The Center for Responsible Lending, however, credits FHA mortgage lending as an important aid to the nation’s economic recovery following the Great Recession. As much of private mortgage lending retreated during the housing crisis, FHA increased its purchase market share to 42 percent in 2009. Prior to the economic crisis, FHA’s market share was only 8.8 percent of the market.

FHA also sustained the mortgage market and provided broad liquidity for wealthier borrowers in addition to low- to moderate-income families. FHA’s refinancing of toxic subprime loans saved many family homes from foreclosure and became a sustainable alternative.

Today, with much of the mortgage market recovered, unnecessarily tight and expensive credit in the conventional mortgage market often makes FHA the only option to finance homeownership for low- to moderate-income borrowers, lower-wealth borrowers and borrowers of color. This single option also means that borrowers broadly denied the lower-cost, most-affordable private loans available have a slower rate of home appreciation because of fees and insurance that accompany government-backed loans.

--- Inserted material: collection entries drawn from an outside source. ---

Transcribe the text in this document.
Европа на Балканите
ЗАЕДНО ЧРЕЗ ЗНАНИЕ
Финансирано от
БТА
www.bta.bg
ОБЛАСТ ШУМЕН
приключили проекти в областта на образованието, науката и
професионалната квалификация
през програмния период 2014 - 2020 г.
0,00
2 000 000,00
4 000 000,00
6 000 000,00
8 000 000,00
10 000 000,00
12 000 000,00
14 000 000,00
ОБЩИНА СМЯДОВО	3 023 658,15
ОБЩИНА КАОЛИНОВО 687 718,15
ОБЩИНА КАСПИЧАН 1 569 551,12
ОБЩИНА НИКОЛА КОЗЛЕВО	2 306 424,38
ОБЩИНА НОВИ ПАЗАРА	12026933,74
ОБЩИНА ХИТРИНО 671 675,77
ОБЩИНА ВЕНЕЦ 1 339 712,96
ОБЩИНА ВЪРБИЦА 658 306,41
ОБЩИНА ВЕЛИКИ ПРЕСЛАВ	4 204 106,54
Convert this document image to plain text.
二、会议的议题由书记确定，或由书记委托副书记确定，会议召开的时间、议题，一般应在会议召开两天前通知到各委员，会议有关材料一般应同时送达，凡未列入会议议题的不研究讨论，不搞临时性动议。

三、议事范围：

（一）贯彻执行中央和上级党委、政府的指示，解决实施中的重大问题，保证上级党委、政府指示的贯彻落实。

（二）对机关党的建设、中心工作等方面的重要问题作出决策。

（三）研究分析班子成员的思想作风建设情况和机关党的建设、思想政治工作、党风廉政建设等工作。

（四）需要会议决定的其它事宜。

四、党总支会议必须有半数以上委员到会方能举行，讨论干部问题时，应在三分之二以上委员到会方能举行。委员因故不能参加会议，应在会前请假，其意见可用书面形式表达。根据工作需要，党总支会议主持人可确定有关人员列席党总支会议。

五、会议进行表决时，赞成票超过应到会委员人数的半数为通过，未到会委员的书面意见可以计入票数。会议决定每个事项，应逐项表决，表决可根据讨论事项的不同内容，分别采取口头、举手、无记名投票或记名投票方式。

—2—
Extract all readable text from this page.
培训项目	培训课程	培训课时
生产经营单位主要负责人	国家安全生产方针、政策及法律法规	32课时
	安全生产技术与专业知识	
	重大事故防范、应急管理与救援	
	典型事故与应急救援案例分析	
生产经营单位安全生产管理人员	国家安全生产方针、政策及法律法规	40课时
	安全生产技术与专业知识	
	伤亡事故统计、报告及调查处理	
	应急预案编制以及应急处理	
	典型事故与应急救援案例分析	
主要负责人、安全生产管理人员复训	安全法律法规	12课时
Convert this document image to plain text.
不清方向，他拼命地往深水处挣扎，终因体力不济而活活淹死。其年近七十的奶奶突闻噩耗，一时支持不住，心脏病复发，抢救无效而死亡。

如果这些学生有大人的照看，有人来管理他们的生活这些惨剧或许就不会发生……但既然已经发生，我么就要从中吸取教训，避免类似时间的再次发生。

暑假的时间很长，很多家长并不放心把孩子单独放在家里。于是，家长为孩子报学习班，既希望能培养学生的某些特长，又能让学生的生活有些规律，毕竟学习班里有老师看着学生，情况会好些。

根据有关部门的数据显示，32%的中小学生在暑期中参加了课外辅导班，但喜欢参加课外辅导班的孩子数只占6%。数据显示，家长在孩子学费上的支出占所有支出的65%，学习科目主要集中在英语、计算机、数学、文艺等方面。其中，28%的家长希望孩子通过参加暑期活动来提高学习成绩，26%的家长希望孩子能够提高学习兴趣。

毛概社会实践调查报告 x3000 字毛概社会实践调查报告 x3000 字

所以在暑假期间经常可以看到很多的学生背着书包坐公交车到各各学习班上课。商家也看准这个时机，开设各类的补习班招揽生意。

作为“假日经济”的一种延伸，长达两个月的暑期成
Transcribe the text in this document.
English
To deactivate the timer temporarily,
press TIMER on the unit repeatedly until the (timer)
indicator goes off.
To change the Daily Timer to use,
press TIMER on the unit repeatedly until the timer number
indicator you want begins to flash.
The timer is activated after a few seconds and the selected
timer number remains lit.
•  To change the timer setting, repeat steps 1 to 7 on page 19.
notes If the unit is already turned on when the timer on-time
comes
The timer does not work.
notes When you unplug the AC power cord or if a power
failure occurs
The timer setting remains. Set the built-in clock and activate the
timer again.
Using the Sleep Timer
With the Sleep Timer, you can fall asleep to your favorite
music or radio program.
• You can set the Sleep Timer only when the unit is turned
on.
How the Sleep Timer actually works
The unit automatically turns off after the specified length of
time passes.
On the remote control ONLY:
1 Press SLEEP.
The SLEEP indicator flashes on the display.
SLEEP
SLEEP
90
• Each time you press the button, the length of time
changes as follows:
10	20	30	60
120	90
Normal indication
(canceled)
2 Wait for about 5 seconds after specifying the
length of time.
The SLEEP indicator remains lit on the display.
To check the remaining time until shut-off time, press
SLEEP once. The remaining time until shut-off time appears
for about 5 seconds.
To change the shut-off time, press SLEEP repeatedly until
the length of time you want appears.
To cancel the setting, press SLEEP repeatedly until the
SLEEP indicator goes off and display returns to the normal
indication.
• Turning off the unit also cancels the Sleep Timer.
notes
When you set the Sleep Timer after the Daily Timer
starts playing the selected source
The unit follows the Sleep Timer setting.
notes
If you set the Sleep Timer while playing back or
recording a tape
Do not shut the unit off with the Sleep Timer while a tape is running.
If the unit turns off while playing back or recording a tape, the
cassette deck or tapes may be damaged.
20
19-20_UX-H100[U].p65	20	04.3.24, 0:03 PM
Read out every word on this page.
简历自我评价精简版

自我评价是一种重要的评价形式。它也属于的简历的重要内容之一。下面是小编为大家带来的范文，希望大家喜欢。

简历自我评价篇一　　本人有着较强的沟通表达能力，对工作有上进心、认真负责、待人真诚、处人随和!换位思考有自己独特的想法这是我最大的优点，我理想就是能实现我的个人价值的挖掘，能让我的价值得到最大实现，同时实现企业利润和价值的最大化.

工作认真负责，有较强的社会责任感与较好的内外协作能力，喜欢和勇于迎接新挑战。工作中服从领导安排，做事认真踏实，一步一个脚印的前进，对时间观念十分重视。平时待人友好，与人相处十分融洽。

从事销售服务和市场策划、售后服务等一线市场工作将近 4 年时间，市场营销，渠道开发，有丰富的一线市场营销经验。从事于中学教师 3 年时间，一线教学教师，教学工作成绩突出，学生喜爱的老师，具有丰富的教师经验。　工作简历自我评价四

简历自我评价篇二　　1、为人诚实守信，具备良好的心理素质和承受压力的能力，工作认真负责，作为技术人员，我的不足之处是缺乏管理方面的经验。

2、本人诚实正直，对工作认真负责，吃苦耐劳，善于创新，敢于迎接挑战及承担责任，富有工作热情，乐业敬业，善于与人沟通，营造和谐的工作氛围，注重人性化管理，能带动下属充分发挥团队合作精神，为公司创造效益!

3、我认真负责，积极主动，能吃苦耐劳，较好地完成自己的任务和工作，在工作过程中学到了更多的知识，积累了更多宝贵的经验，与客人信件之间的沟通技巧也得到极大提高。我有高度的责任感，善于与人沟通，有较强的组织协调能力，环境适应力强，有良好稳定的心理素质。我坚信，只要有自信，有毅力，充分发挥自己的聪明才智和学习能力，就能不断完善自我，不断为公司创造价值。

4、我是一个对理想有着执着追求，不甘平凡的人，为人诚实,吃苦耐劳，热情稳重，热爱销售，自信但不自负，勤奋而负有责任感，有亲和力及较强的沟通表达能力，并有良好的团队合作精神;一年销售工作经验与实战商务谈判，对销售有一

CRL’s analysis of mortgage data from 2004 to 2016 found that:

▪ The FHA market share for African-American and Latino borrowers now approaches half of all purchase mortgage lending to these borrowers;

▪ FHA is the major source of mortgage credit for higher-income African-American and Latino borrowers as compared to conventional lending;

▪ Tight and expensive credit in the conventional market has led to FHA becoming the only mortgage option for many borrowers of color, low- to moderate-income families and lower-wealth families.

▪ Of the top 10 FHA home purchase lenders in 2004, five were banks and five were non-depositories; by 2016, eight of the top 10 FHA lenders were non-depositories.